Laurent Garnier, David Brun-Lambert "Electrochoc"
Le but de ce livre n’était pas de raconter toute l’histoire de la techno, mais à travers le parcours de Laurent Garnier, de restituer l’essence de ses quinze premières années. La trajectoire de Laurent Garnier est palpitante, et donne naissance au “Awopbopaloobop alopbamboom” français de la musique électronique.
Laurent Garnier auteur d’un livre sur la techno chez Flammarion à la rentrée 2003 : l’annonce de ce livre, dans le courant de l’été, avait de quoi surprendre. Le fait que le livre soit co-écrit avec un journaliste pouvait même faire peur. On en a vu beaucoup des gens dont ce n’est pas le métier s’essayer à l’écriture. Pas toujours avec bonheur. Le DJ réputé, le producteur techno et co-dirigeant de label allait-il passer l’examen du premier livre avec succès ? Rien n’était moins sûr.

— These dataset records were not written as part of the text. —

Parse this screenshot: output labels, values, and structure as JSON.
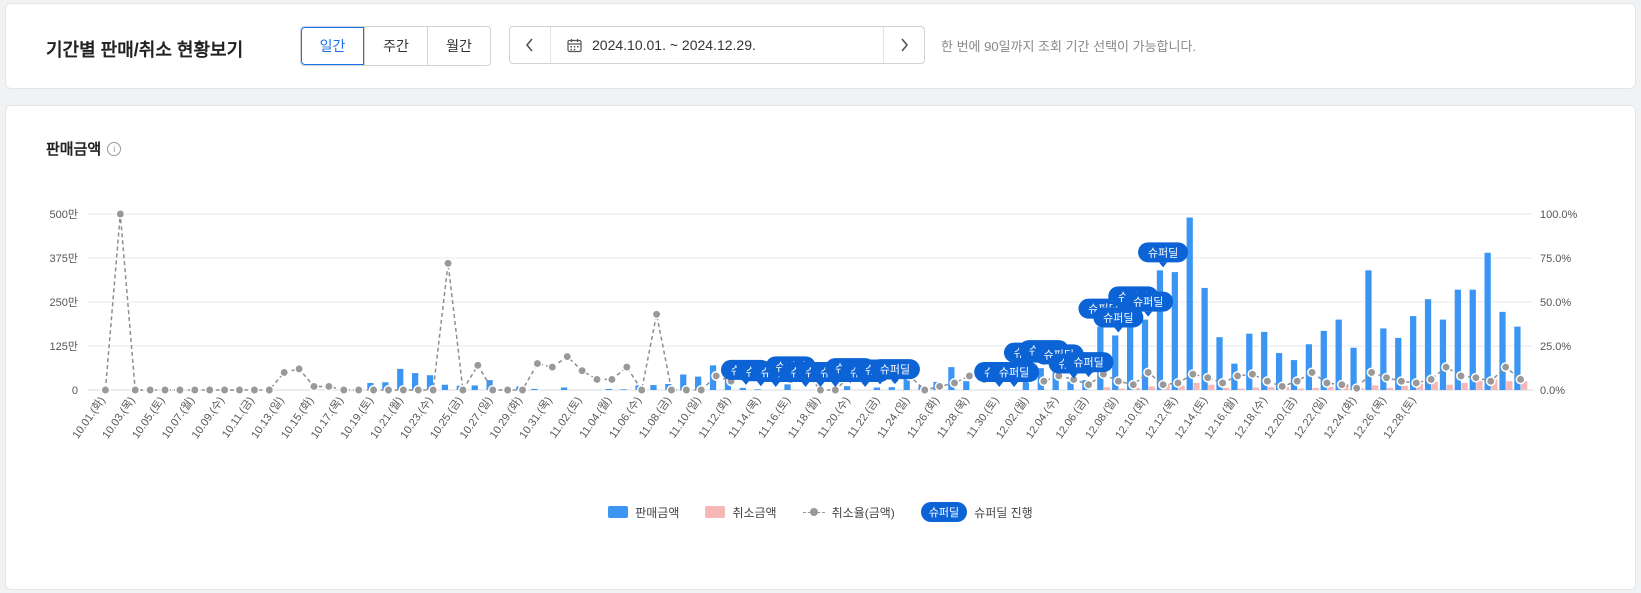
{
  "header": {
    "title": "기간별 판매/취소 현황보기",
    "period_tabs": [
      {
        "label": "일간",
        "active": true
      },
      {
        "label": "주간",
        "active": false
      },
      {
        "label": "월간",
        "active": false
      }
    ],
    "date_range": "2024.10.01. ~ 2024.12.29.",
    "hint": "한 번에 90일까지 조회 기간 선택이 가능합니다."
  },
  "chart_section": {
    "title": "판매금액",
    "info_icon": "info-icon"
  },
  "colors": {
    "sales": "#3b96f3",
    "cancel": "#f6b7b7",
    "rate": "#999999",
    "superdeal": "#0b63d6"
  },
  "chart_data": {
    "type": "bar",
    "start_date": "2024-10-01",
    "categories": [
      "10.01.(화)",
      "10.03.(목)",
      "10.05.(토)",
      "10.07.(월)",
      "10.09.(수)",
      "10.11.(금)",
      "10.13.(일)",
      "10.15.(화)",
      "10.17.(목)",
      "10.19.(토)",
      "10.21.(월)",
      "10.23.(수)",
      "10.25.(금)",
      "10.27.(일)",
      "10.29.(화)",
      "10.31.(목)",
      "11.02.(토)",
      "11.04.(월)",
      "11.06.(수)",
      "11.08.(금)",
      "11.10.(일)",
      "11.12.(화)",
      "11.14.(목)",
      "11.16.(토)",
      "11.18.(월)",
      "11.20.(수)",
      "11.22.(금)",
      "11.24.(일)",
      "11.26.(화)",
      "11.28.(목)",
      "11.30.(토)",
      "12.02.(월)",
      "12.04.(수)",
      "12.06.(금)",
      "12.08.(일)",
      "12.10.(화)",
      "12.12.(목)",
      "12.14.(토)",
      "12.16.(월)",
      "12.18.(수)",
      "12.20.(금)",
      "12.22.(일)",
      "12.24.(화)",
      "12.26.(목)",
      "12.28.(토)"
    ],
    "y_left": {
      "ticks": [
        "0",
        "125만",
        "250만",
        "375만",
        "500만"
      ],
      "ylim": [
        0,
        5000000
      ]
    },
    "y_right": {
      "ticks": [
        "0.0%",
        "25.0%",
        "50.0%",
        "75.0%",
        "100.0%"
      ],
      "ylim": [
        0,
        100
      ]
    },
    "series": [
      {
        "name": "판매금액",
        "type": "bar",
        "values": [
          0,
          0,
          0,
          0,
          0,
          0,
          0,
          0,
          0,
          0,
          0,
          0,
          0,
          0,
          0,
          0,
          0,
          0,
          200000,
          220000,
          600000,
          480000,
          420000,
          150000,
          120000,
          130000,
          280000,
          0,
          100000,
          30000,
          0,
          70000,
          0,
          0,
          30000,
          20000,
          130000,
          140000,
          170000,
          440000,
          380000,
          700000,
          380000,
          60000,
          20000,
          0,
          160000,
          0,
          0,
          0,
          110000,
          0,
          70000,
          80000,
          400000,
          120000,
          230000,
          650000,
          250000,
          0,
          0,
          0,
          550000,
          620000,
          500000,
          240000,
          280000,
          1800000,
          1550000,
          2150000,
          2000000,
          3400000,
          3350000,
          4900000,
          2900000,
          1500000,
          750000,
          1600000,
          1650000,
          1050000,
          850000,
          1300000,
          1680000,
          2000000,
          1200000,
          3400000,
          1750000,
          1480000,
          2100000,
          2580000,
          2000000,
          2850000,
          2850000,
          3900000,
          2220000,
          1800000
        ]
      },
      {
        "name": "취소금액",
        "type": "bar",
        "values": [
          0,
          0,
          0,
          0,
          0,
          0,
          0,
          0,
          0,
          0,
          0,
          0,
          0,
          0,
          0,
          0,
          0,
          0,
          0,
          0,
          0,
          0,
          0,
          0,
          0,
          0,
          0,
          0,
          0,
          0,
          0,
          0,
          0,
          0,
          0,
          0,
          0,
          0,
          0,
          0,
          0,
          0,
          0,
          0,
          0,
          0,
          0,
          0,
          0,
          0,
          0,
          0,
          0,
          0,
          0,
          0,
          0,
          0,
          0,
          0,
          0,
          0,
          0,
          0,
          0,
          0,
          0,
          80000,
          40000,
          60000,
          100000,
          180000,
          120000,
          200000,
          150000,
          60000,
          40000,
          70000,
          80000,
          90000,
          40000,
          60000,
          90000,
          170000,
          60000,
          130000,
          60000,
          120000,
          180000,
          240000,
          150000,
          200000,
          260000,
          300000,
          250000,
          250000
        ]
      },
      {
        "name": "취소율(금액)",
        "type": "line",
        "values": [
          0,
          100,
          0,
          0,
          0,
          0,
          0,
          0,
          0,
          0,
          0,
          0,
          10,
          12,
          2,
          2,
          0,
          0,
          0,
          0,
          0,
          0,
          0,
          72,
          0,
          14,
          0,
          0,
          0,
          15,
          13,
          19,
          11,
          6,
          6,
          13,
          0,
          43,
          0,
          0,
          0,
          8,
          5,
          14,
          7,
          5,
          6,
          10,
          0,
          0,
          8,
          5,
          13,
          6,
          8,
          0,
          2,
          4,
          8,
          6,
          6,
          7,
          7,
          5,
          8,
          6,
          3,
          9,
          5,
          3,
          10,
          3,
          4,
          9,
          7,
          4,
          8,
          9,
          5,
          2,
          5,
          10,
          4,
          3,
          1,
          10,
          7,
          5,
          4,
          6,
          13,
          8,
          7,
          5,
          13,
          6,
          2
        ]
      },
      {
        "name": "슈퍼딜 진행",
        "type": "badge",
        "label": "슈퍼딜"
      }
    ],
    "legend": [
      "판매금액",
      "취소금액",
      "취소율(금액)",
      "슈퍼딜 진행"
    ],
    "legend_position": "bottom",
    "grid": true
  }
}
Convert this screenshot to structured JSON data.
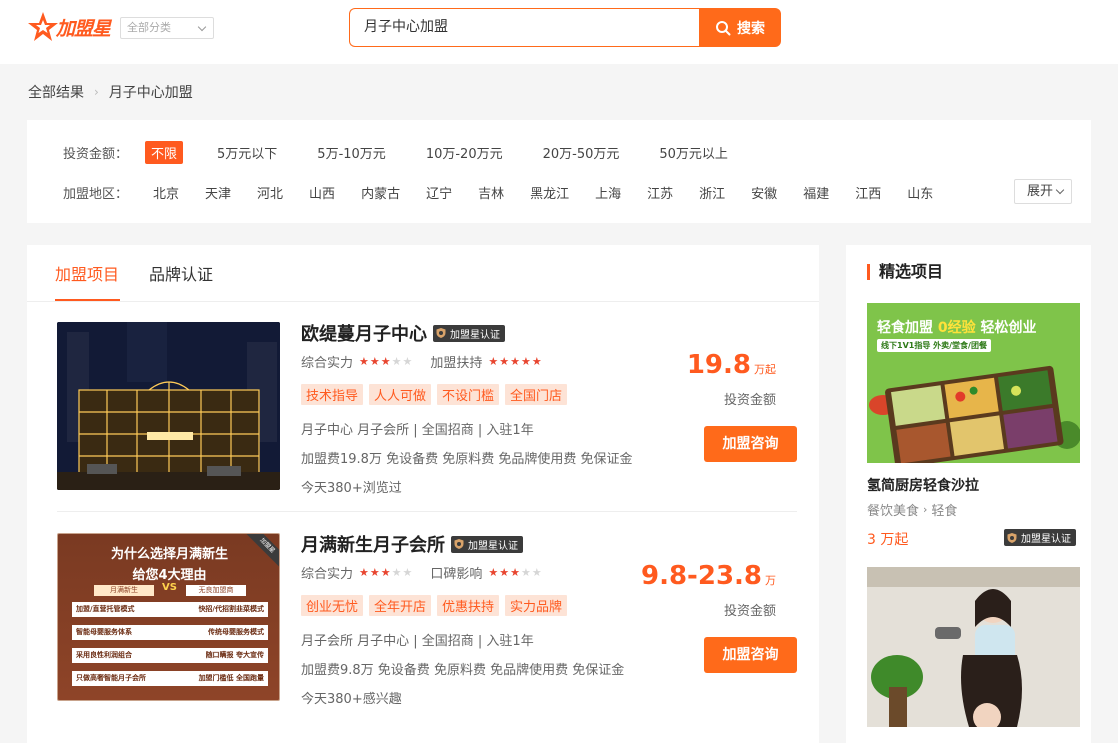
{
  "header": {
    "logo_text": "加盟星",
    "category_placeholder": "全部分类",
    "search_value": "月子中心加盟",
    "search_button": "搜索"
  },
  "breadcrumb": {
    "root": "全部结果",
    "current": "月子中心加盟"
  },
  "filters": {
    "investment": {
      "label": "投资金额：",
      "options": [
        "不限",
        "5万元以下",
        "5万-10万元",
        "10万-20万元",
        "20万-50万元",
        "50万元以上"
      ],
      "selected": "不限"
    },
    "region": {
      "label": "加盟地区：",
      "options": [
        "北京",
        "天津",
        "河北",
        "山西",
        "内蒙古",
        "辽宁",
        "吉林",
        "黑龙江",
        "上海",
        "江苏",
        "浙江",
        "安徽",
        "福建",
        "江西",
        "山东"
      ],
      "expand_label": "展开"
    }
  },
  "tabs": [
    {
      "label": "加盟项目",
      "active": true
    },
    {
      "label": "品牌认证",
      "active": false
    }
  ],
  "items": [
    {
      "name": "欧缇蔓月子中心",
      "cert": "加盟星认证",
      "rating1_label": "综合实力",
      "rating1_stars": 3,
      "rating2_label": "加盟扶持",
      "rating2_stars": 5,
      "tags": [
        "技术指导",
        "人人可做",
        "不设门槛",
        "全国门店"
      ],
      "category_line": "月子中心 月子会所 | 全国招商 | 入驻1年",
      "fee_line": "加盟费19.8万 免设备费 免原料费 免品牌使用费 免保证金",
      "visits": "今天380+浏览过",
      "price": "19.8",
      "price_unit": "万起",
      "price_label": "投资金额",
      "button": "加盟咨询",
      "image_sign": "欧缇蔓国际母婴会所"
    },
    {
      "name": "月满新生月子会所",
      "cert": "加盟星认证",
      "rating1_label": "综合实力",
      "rating1_stars": 3,
      "rating2_label": "口碑影响",
      "rating2_stars": 3,
      "tags": [
        "创业无忧",
        "全年开店",
        "优惠扶持",
        "实力品牌"
      ],
      "category_line": "月子会所 月子中心 | 全国招商 | 入驻1年",
      "fee_line": "加盟费9.8万 免设备费 免原料费 免品牌使用费 免保证金",
      "visits": "今天380+感兴趣",
      "price": "9.8-23.8",
      "price_unit": "万",
      "price_label": "投资金额",
      "button": "加盟咨询",
      "poster": {
        "line1": "为什么选择月满新生",
        "line2": "给您4大理由",
        "left_head": "月满新生",
        "vs": "VS",
        "right_head": "无良加盟商",
        "rows": [
          [
            "加盟/直营托管模式",
            "快招/代招割韭菜模式"
          ],
          [
            "智能母婴服务体系",
            "传统母婴服务模式"
          ],
          [
            "采用良性利润组合",
            "随口瞒报 夸大宣传"
          ],
          [
            "只做高奢智能月子会所",
            "加盟门槛低 全国跑量"
          ]
        ],
        "corner": "加盟星"
      }
    }
  ],
  "sidebar": {
    "title": "精选项目",
    "card1": {
      "banner_main": "轻食加盟",
      "banner_zero": "0经验",
      "banner_tail": "轻松创业",
      "banner_sub": "线下1V1指导  外卖/堂食/团餐",
      "name": "氢简厨房轻食沙拉",
      "cat_parent": "餐饮美食",
      "cat_child": "轻食",
      "price": "3 万起",
      "cert": "加盟星认证"
    }
  },
  "colors": {
    "accent": "#ff5a1f",
    "button": "#ff6a1a",
    "tag_bg": "#fde3d6",
    "cert_bg": "#3b3b3b"
  }
}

Voici le livre. Le jeu de l’oie, caché dans le rabat de la couverture, et qui permettra sans doute aux journalistes flemmards de se reporter rapidement aux anecdotes croustillantes ou malheureuses et aux épisodes les plus marquants de ce récit, puisqu’ils sont tous consignés dans les cases du jeu, aiguise notre curiosité. De plus, quand on feuillette “Electrochoc”, de grosses illustrations jouant sur la taille des typographies utilisées pour aérer le récit donnent un caractère un peu étrange à ce livre. On se rendra compte au fil des pages que ces respirations ne sont pas un gadget : elles fixent l’attention du lecteur sur un moment précis. Un peu comme quand sur une piste de danse, les stroboscopes rendent hachée la vision des autres danseurs. C’est qu’il va beaucoup être question de danse, des pistes de clubs, de sueur, de lights et de frénésie ici. Dans les marges du livre, les auteurs reproduisent des play-lists. Elles fixent en quelques titres l’ambiance de chaque genre (“northern soul”, “hardcore”, “french touch”, “Chicago house”), d’épisodes (les soirées “Wake up” au Rex ou celles de La Luna, le sixième anniversaire de l’Hacienda ou les soirées Jungle et Pyramid du Palace) dont parle le livre.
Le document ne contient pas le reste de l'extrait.